Nach Ausrufezeichen klingt der Name der US-amerikanischen Initiative Wearecocreative: Wir lassen Dinge im Miteinander entstehen! Die Tätigkeitsbeschreibung auf der Website unterstreicht diese Haltung: “Wir helfen Menschen, die sich nicht kennen und die sich manchmal nicht einmal mögen, gemeinsam komplexe Systeme zu verändern.” Es ist die ausformulierte Anerkennung, dass gemeinsames Anpacken kein Kuschelprogramm ist, sondern eine Notwendigkeit, um das vernetzte Wirrwarr, das unsere Gesellschaft ist, zum Besseren zu verändern.
Eine Anleitung für #CollectiveImpact?
In der reichen, rundum empfehlenswerten Werkzeug-Ecke der Website liegt auch die Collaboration Innovation Roadmap. “Was für eine Erleichterung”, habe ich mir einen ersten Gedanken erlaubt. “Endlich habe ich eine Anleitung, wie das gehen kann, mit der ko-kreativen Innovation über Organisationsgrenzen hinweg.”
Spannend sind nicht nur die Anregungen der Roadmap, sondern vor allem auch, was hinter der Sehnsucht nach einer solchen Wegbeschreibung steckt. Wer gesellschaftlich wirken will, bewegt sich in einem Kontext der Unsicherheit. Je komplexer die soziale Herausforderung, je vielfältiger die Stakeholder-Landschaft, je umfassender die Veränderungsdynamiken, desto verlorener können wir uns fühlen.

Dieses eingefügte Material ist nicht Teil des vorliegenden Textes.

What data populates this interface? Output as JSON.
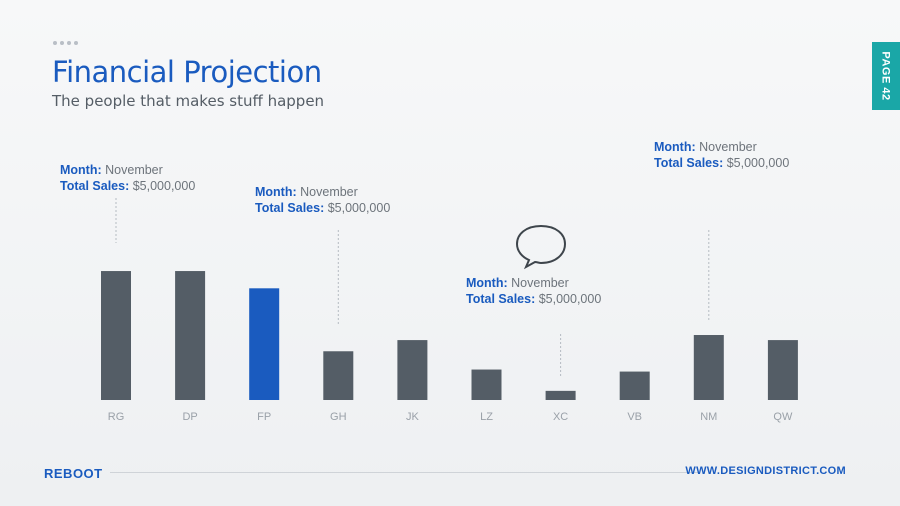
{
  "header": {
    "title": "Financial Projection",
    "subtitle": "The people that makes stuff happen",
    "page_tab": "PAGE 42"
  },
  "chart_data": {
    "type": "bar",
    "title": "Financial Projection",
    "categories": [
      "RG",
      "DP",
      "FP",
      "GH",
      "JK",
      "LZ",
      "XC",
      "VB",
      "NM",
      "QW"
    ],
    "values": [
      127,
      127,
      110,
      48,
      59,
      30,
      9,
      28,
      64,
      59
    ],
    "highlight_index": 2,
    "ylim": [
      0,
      130
    ],
    "grid": false,
    "colors": {
      "bar": "#545d66",
      "highlight": "#1a5bbf",
      "tick": "#9aa1a8",
      "leader": "#b5bbc2"
    },
    "annotations": [
      {
        "category": "RG",
        "month_label": "Month:",
        "month": "November",
        "sales_label": "Total Sales:",
        "sales": "$5,000,000"
      },
      {
        "category": "GH",
        "month_label": "Month:",
        "month": "November",
        "sales_label": "Total Sales:",
        "sales": "$5,000,000"
      },
      {
        "category": "XC",
        "month_label": "Month:",
        "month": "November",
        "sales_label": "Total Sales:",
        "sales": "$5,000,000",
        "icon": "speech-bubble-icon"
      },
      {
        "category": "NM",
        "month_label": "Month:",
        "month": "November",
        "sales_label": "Total Sales:",
        "sales": "$5,000,000"
      }
    ]
  },
  "footer": {
    "brand": "REBOOT",
    "website": "WWW.DESIGNDISTRICT.COM"
  }
}
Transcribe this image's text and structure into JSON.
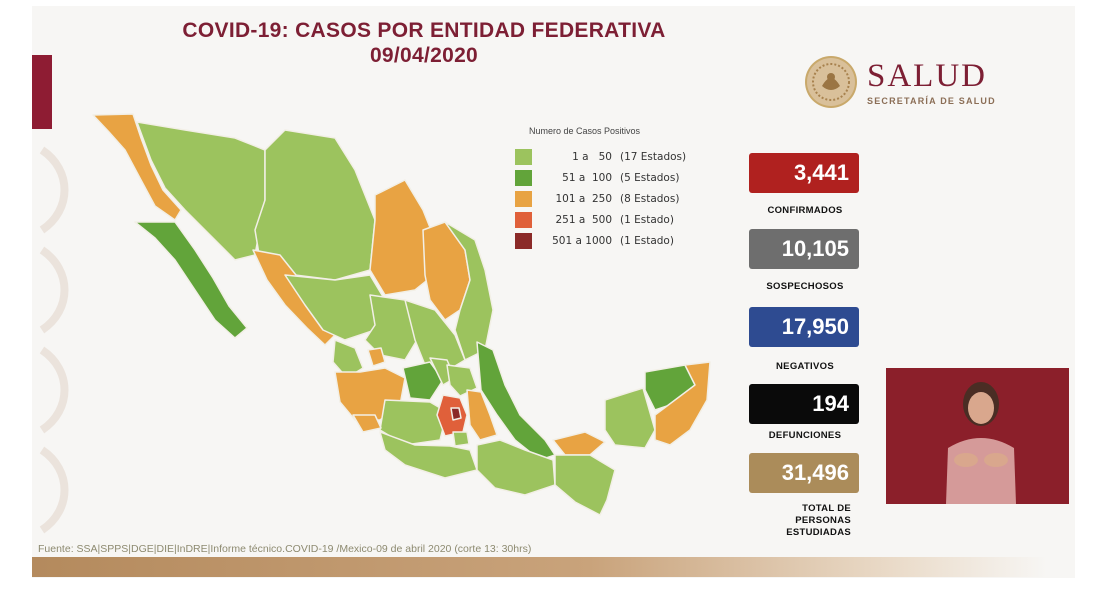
{
  "title": {
    "line1": "COVID-19: CASOS POR ENTIDAD FEDERATIVA",
    "line2": "09/04/2020"
  },
  "logo": {
    "word": "SALUD",
    "subtitle": "SECRETARÍA DE SALUD",
    "seal_icon": "mexico-coat-of-arms-seal"
  },
  "legend": {
    "title": "Numero de Casos Positivos",
    "items": [
      {
        "range": "  1 a   50",
        "states": "(17 Estados)",
        "color": "#9cc35e"
      },
      {
        "range": " 51 a  100",
        "states": "(5 Estados)",
        "color": "#62a43a"
      },
      {
        "range": "101 a  250",
        "states": "(8 Estados)",
        "color": "#e8a343"
      },
      {
        "range": "251 a  500",
        "states": "(1 Estado)",
        "color": "#e0603a"
      },
      {
        "range": "501 a 1000",
        "states": "(1 Estado)",
        "color": "#8b2a28"
      }
    ]
  },
  "stats": [
    {
      "value": "3,441",
      "label": "CONFIRMADOS",
      "color": "#b0211f"
    },
    {
      "value": "10,105",
      "label": "SOSPECHOSOS",
      "color": "#6e6e6e"
    },
    {
      "value": "17,950",
      "label": "NEGATIVOS",
      "color": "#2e4b91"
    },
    {
      "value": "194",
      "label": "DEFUNCIONES",
      "color": "#0a0a0a"
    },
    {
      "value": "31,496",
      "label": "TOTAL DE PERSONAS ESTUDIADAS",
      "label_lines": [
        "TOTAL DE",
        "PERSONAS",
        "ESTUDIADAS"
      ],
      "color": "#ab8c5a"
    }
  ],
  "footer": {
    "source": "Fuente: SSA|SPPS|DGE|DIE|InDRE|Informe técnico.COVID-19 /Mexico-09 de abril 2020 (corte 13: 30hrs)"
  },
  "colors": {
    "brand_maroon": "#7d1f34",
    "interpreter_bg": "#8b1f2a"
  }
}
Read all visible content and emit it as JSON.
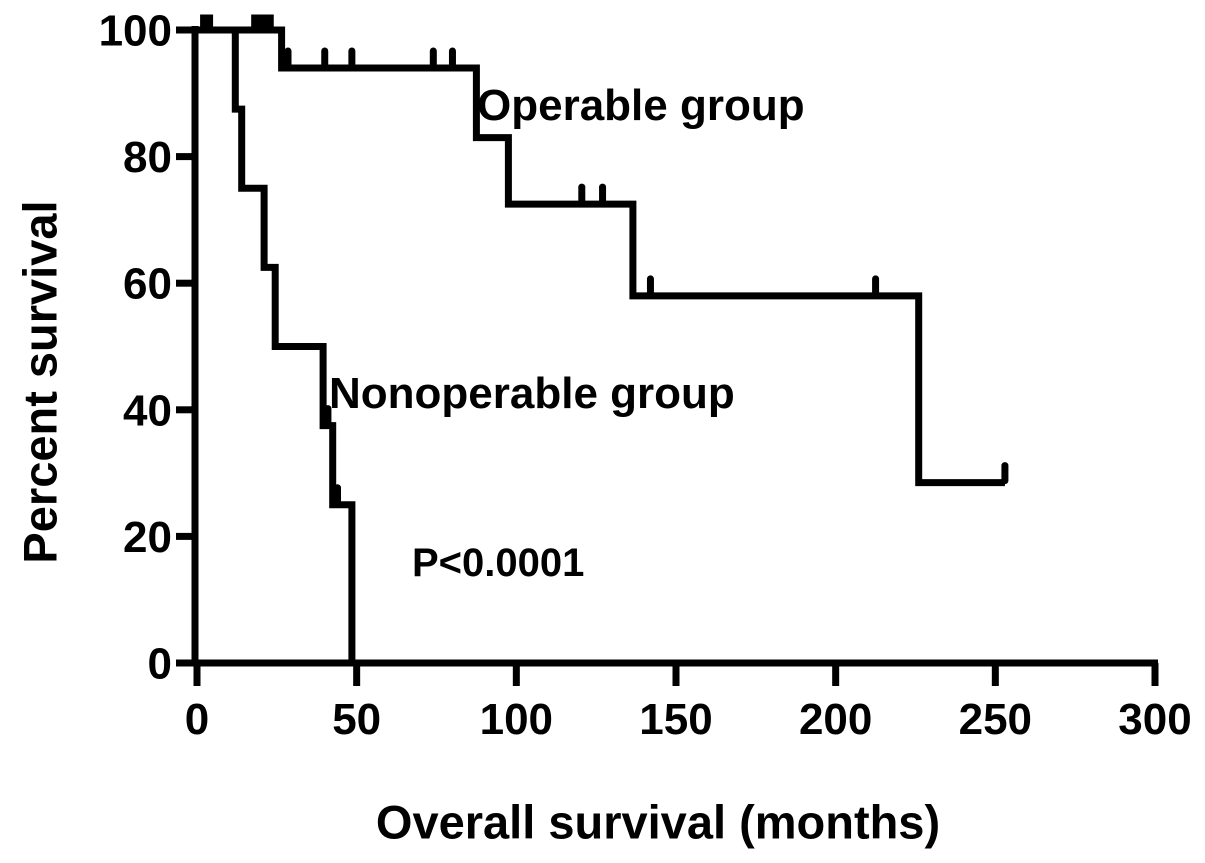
{
  "figure": {
    "background_color": "#ffffff",
    "foreground_color": "#000000"
  },
  "chart_data": {
    "type": "line",
    "subtype": "kaplan-meier-step",
    "title": "",
    "xlabel": "Overall survival (months)",
    "ylabel": "Percent survival",
    "xlim": [
      0,
      300
    ],
    "ylim": [
      0,
      100
    ],
    "xticks": [
      0,
      50,
      100,
      150,
      200,
      250,
      300
    ],
    "yticks": [
      0,
      20,
      40,
      60,
      80,
      100
    ],
    "grid": false,
    "legend_position": "inline-annotations",
    "series": [
      {
        "name": "Operable group",
        "color": "#000000",
        "points": [
          [
            0,
            100
          ],
          [
            26.5,
            100
          ],
          [
            26.5,
            94
          ],
          [
            87.5,
            94
          ],
          [
            87.5,
            83
          ],
          [
            97.5,
            83
          ],
          [
            97.5,
            72.5
          ],
          [
            136.5,
            72.5
          ],
          [
            136.5,
            58
          ],
          [
            226,
            58
          ],
          [
            226,
            28.5
          ],
          [
            253,
            28.5
          ]
        ],
        "censor_ticks": [
          [
            28.5,
            94
          ],
          [
            40,
            94
          ],
          [
            48.5,
            94
          ],
          [
            74,
            94
          ],
          [
            80,
            94
          ],
          [
            120.5,
            72.5
          ],
          [
            127,
            72.5
          ],
          [
            142,
            58
          ],
          [
            212.5,
            58
          ],
          [
            253,
            28.5
          ]
        ],
        "censor_squares": [
          [
            3,
            100
          ],
          [
            19,
            100
          ],
          [
            22,
            100
          ]
        ]
      },
      {
        "name": "Nonoperable group",
        "color": "#000000",
        "points": [
          [
            0,
            100
          ],
          [
            12,
            100
          ],
          [
            12,
            87.5
          ],
          [
            14,
            87.5
          ],
          [
            14,
            75
          ],
          [
            21,
            75
          ],
          [
            21,
            62.5
          ],
          [
            24.5,
            62.5
          ],
          [
            24.5,
            50
          ],
          [
            39.5,
            50
          ],
          [
            39.5,
            37.5
          ],
          [
            42.5,
            37.5
          ],
          [
            42.5,
            25
          ],
          [
            48.5,
            25
          ],
          [
            48.5,
            0
          ]
        ],
        "censor_ticks": [
          [
            41,
            37.5
          ],
          [
            44,
            25
          ]
        ],
        "censor_squares": []
      }
    ],
    "annotations": [
      {
        "text": "Operable group",
        "x_months": 88,
        "y_percent": 88
      },
      {
        "text": "Nonoperable group",
        "x_months": 41.5,
        "y_percent": 42.5
      },
      {
        "text": "P<0.0001",
        "x_months": 68,
        "y_percent": 16
      }
    ]
  }
}
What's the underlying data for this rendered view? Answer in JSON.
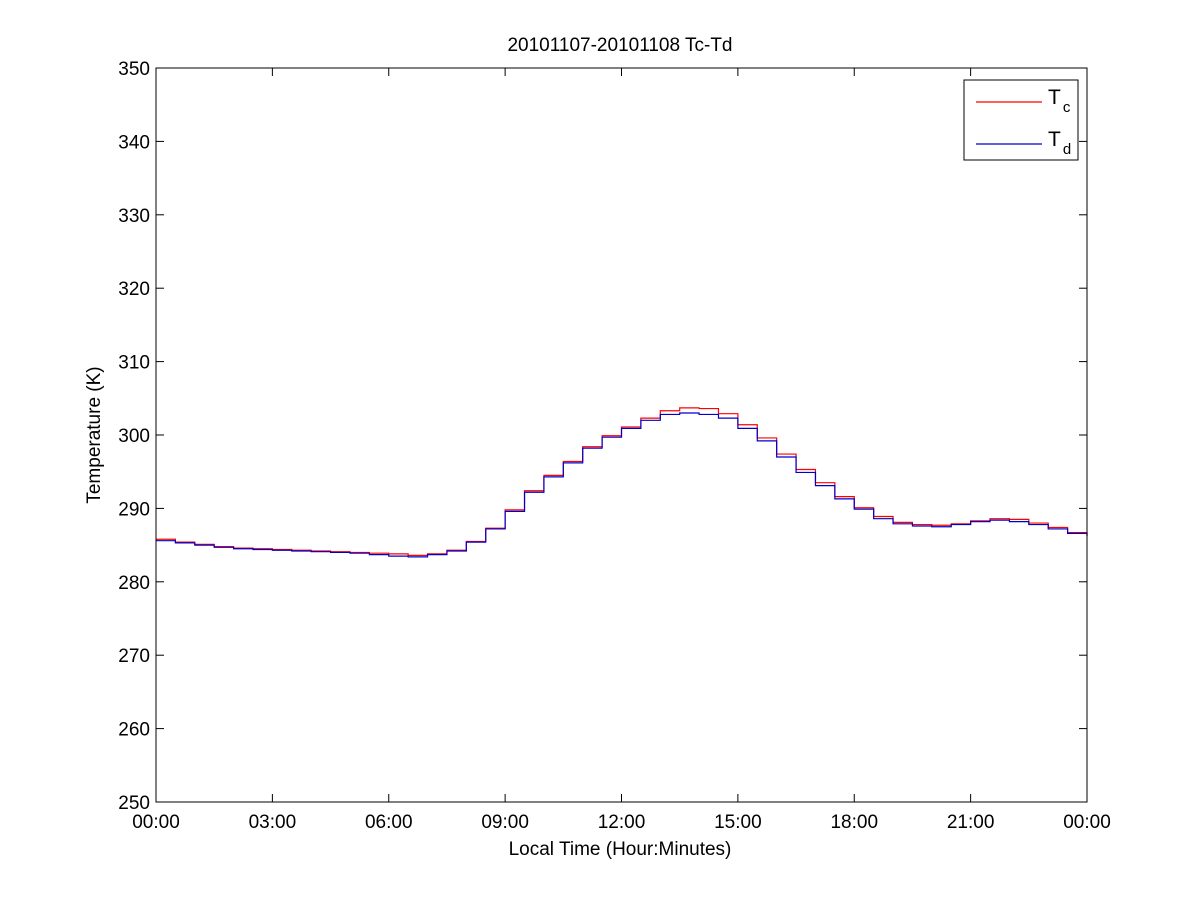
{
  "chart_data": {
    "type": "line",
    "title": "20101107-20101108 Tc-Td",
    "xlabel": "Local Time (Hour:Minutes)",
    "ylabel": "Temperature (K)",
    "xlim": [
      0,
      24
    ],
    "ylim": [
      250,
      350
    ],
    "x_ticks": [
      0,
      3,
      6,
      9,
      12,
      15,
      18,
      21,
      24
    ],
    "x_tick_labels": [
      "00:00",
      "03:00",
      "06:00",
      "09:00",
      "12:00",
      "15:00",
      "18:00",
      "21:00",
      "00:00"
    ],
    "y_ticks": [
      250,
      260,
      270,
      280,
      290,
      300,
      310,
      320,
      330,
      340,
      350
    ],
    "y_tick_labels": [
      "250",
      "260",
      "270",
      "280",
      "290",
      "300",
      "310",
      "320",
      "330",
      "340",
      "350"
    ],
    "x_unit": "hours",
    "grid": false,
    "legend_position": "top-right",
    "series": [
      {
        "legend_main": "T",
        "legend_sub": "c",
        "color": "#ff0000",
        "x": [
          0,
          0.5,
          1,
          1.5,
          2,
          2.5,
          3,
          3.5,
          4,
          4.5,
          5,
          5.5,
          6,
          6.5,
          7,
          7.5,
          8,
          8.5,
          9,
          9.5,
          10,
          10.5,
          11,
          11.5,
          12,
          12.5,
          13,
          13.5,
          14,
          14.5,
          15,
          15.5,
          16,
          16.5,
          17,
          17.5,
          18,
          18.5,
          19,
          19.5,
          20,
          20.5,
          21,
          21.5,
          22,
          22.5,
          23,
          23.5,
          24
        ],
        "y": [
          285.8,
          285.4,
          285.1,
          284.8,
          284.6,
          284.5,
          284.4,
          284.3,
          284.2,
          284.1,
          284.0,
          283.9,
          283.8,
          283.6,
          283.8,
          284.3,
          285.5,
          287.3,
          289.8,
          292.4,
          294.5,
          296.4,
          298.4,
          299.9,
          301.1,
          302.3,
          303.3,
          303.7,
          303.6,
          302.9,
          301.4,
          299.6,
          297.4,
          295.3,
          293.5,
          291.6,
          290.1,
          288.9,
          288.1,
          287.8,
          287.7,
          287.9,
          288.3,
          288.6,
          288.5,
          288.0,
          287.4,
          286.7,
          286.3
        ]
      },
      {
        "legend_main": "T",
        "legend_sub": "d",
        "color": "#0000cc",
        "x": [
          0,
          0.5,
          1,
          1.5,
          2,
          2.5,
          3,
          3.5,
          4,
          4.5,
          5,
          5.5,
          6,
          6.5,
          7,
          7.5,
          8,
          8.5,
          9,
          9.5,
          10,
          10.5,
          11,
          11.5,
          12,
          12.5,
          13,
          13.5,
          14,
          14.5,
          15,
          15.5,
          16,
          16.5,
          17,
          17.5,
          18,
          18.5,
          19,
          19.5,
          20,
          20.5,
          21,
          21.5,
          22,
          22.5,
          23,
          23.5,
          24
        ],
        "y": [
          285.6,
          285.3,
          285.0,
          284.7,
          284.5,
          284.4,
          284.3,
          284.2,
          284.1,
          284.0,
          283.9,
          283.7,
          283.5,
          283.4,
          283.7,
          284.2,
          285.4,
          287.2,
          289.6,
          292.2,
          294.3,
          296.2,
          298.2,
          299.7,
          300.9,
          302.0,
          302.8,
          303.0,
          302.8,
          302.3,
          300.9,
          299.2,
          297.0,
          294.9,
          293.1,
          291.3,
          289.9,
          288.6,
          287.9,
          287.6,
          287.5,
          287.8,
          288.2,
          288.4,
          288.2,
          287.8,
          287.2,
          286.6,
          286.2
        ]
      }
    ]
  }
}
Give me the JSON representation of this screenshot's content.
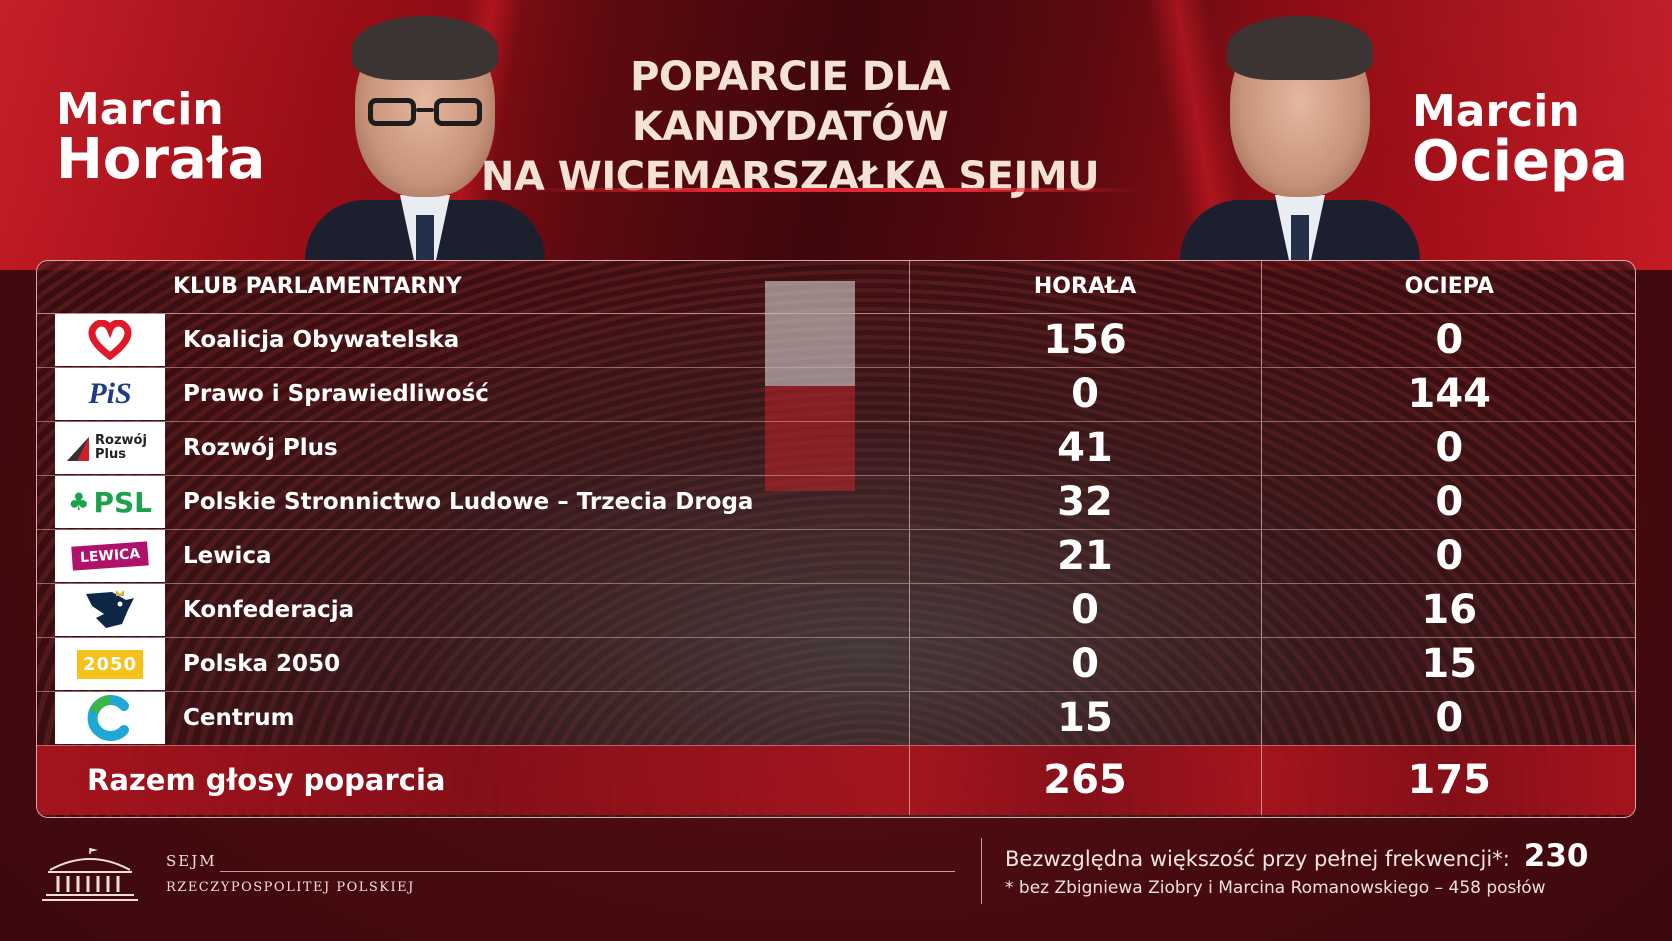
{
  "headline": {
    "line1": "POPARCIE DLA KANDYDATÓW",
    "line2": "NA WICEMARSZAŁKA SEJMU"
  },
  "candidates": {
    "left": {
      "first_name": "Marcin",
      "last_name": "Horała"
    },
    "right": {
      "first_name": "Marcin",
      "last_name": "Ociepa"
    }
  },
  "table": {
    "headers": {
      "club": "KLUB PARLAMENTARNY",
      "horala": "HORAŁA",
      "ociepa": "OCIEPA"
    },
    "rows": [
      {
        "logo_icon": "heart-logo-icon",
        "logo_text": "",
        "name": "Koalicja Obywatelska",
        "horala": "156",
        "ociepa": "0"
      },
      {
        "logo_icon": "pis-logo-icon",
        "logo_text": "PiS",
        "name": "Prawo i Sprawiedliwość",
        "horala": "0",
        "ociepa": "144"
      },
      {
        "logo_icon": "rozwoj-plus-logo-icon",
        "logo_text": "Rozwój Plus",
        "name": "Rozwój Plus",
        "horala": "41",
        "ociepa": "0"
      },
      {
        "logo_icon": "psl-clover-logo-icon",
        "logo_text": "PSL",
        "name": "Polskie Stronnictwo Ludowe – Trzecia Droga",
        "horala": "32",
        "ociepa": "0"
      },
      {
        "logo_icon": "lewica-logo-icon",
        "logo_text": "LEWICA",
        "name": "Lewica",
        "horala": "21",
        "ociepa": "0"
      },
      {
        "logo_icon": "konfederacja-eagle-logo-icon",
        "logo_text": "",
        "name": "Konfederacja",
        "horala": "0",
        "ociepa": "16"
      },
      {
        "logo_icon": "polska-2050-logo-icon",
        "logo_text": "2050",
        "name": "Polska 2050",
        "horala": "0",
        "ociepa": "15"
      },
      {
        "logo_icon": "centrum-c-logo-icon",
        "logo_text": "",
        "name": "Centrum",
        "horala": "15",
        "ociepa": "0"
      }
    ],
    "total": {
      "label": "Razem głosy poparcia",
      "horala": "265",
      "ociepa": "175"
    }
  },
  "footer": {
    "org_line1": "SEJM",
    "org_line2": "RZECZYPOSPOLITEJ POLSKIEJ",
    "majority_label": "Bezwzględna większość przy pełnej frekwencji*:",
    "majority_value": "230",
    "footnote": "* bez Zbigniewa Ziobry i Marcina Romanowskiego – 458 posłów"
  },
  "colors": {
    "brand_red": "#c1121c",
    "accent_red": "#e22931",
    "dark_maroon": "#3e070b",
    "headline_cream": "#f4e2d4"
  }
}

Es ist naheliegend, in solchen Kontexten nach Orientierungspunkten und eindeutigen Botschaften zu suchen – so wie Wegweiser, Anleitungen, 7-Punkte-Programme.
Doch eine Anleitung für gelingende Kollaboration gibt es leider nicht – nicht einmal von Wearecocreative, die die Recherchearbeit für ihre Roadmap wie folgt zusammenfassen: “Viele Theorien und Modelle, wenige praktische Werkzeuge, um Arbeit anzuleiten, und eine MENGE Frustration.” Aber es lassen sich Muster, Unterstützungsfaktoren und Qualitäten im Miteinander erkennen, die uns helfen, auf dem gemeinsamen Weg zu bleiben.
Gute Startbedingungen für den API-Kollaborationstest
Als die #D3API sich vor drei Monaten aufmachte, um mit den Qualifizierungsakteur:innen im Themenfeld Digitalisierung und Zivilgesellschaft den Raum für Kollaboration zu testen, waren Thema und Gruppe bewusst gewählt. Es kommt in dieser Konstellation einiges zusammen, was die Komplexität handhabbar macht und den Einstieg ins Miteinander erleichtert:
1/ Die qualifizierende Unterstützung der deutschen Zivilgesellschaft ist ein wichtiges, aber überschaubares Wirkungsfeld. Die Motivation, etwas zu bewegen, ist gerade auch durch den coronabedingten Schub groß, aber es gibt keine existentielle Dringlichkeit und kaum unerwartete Störung.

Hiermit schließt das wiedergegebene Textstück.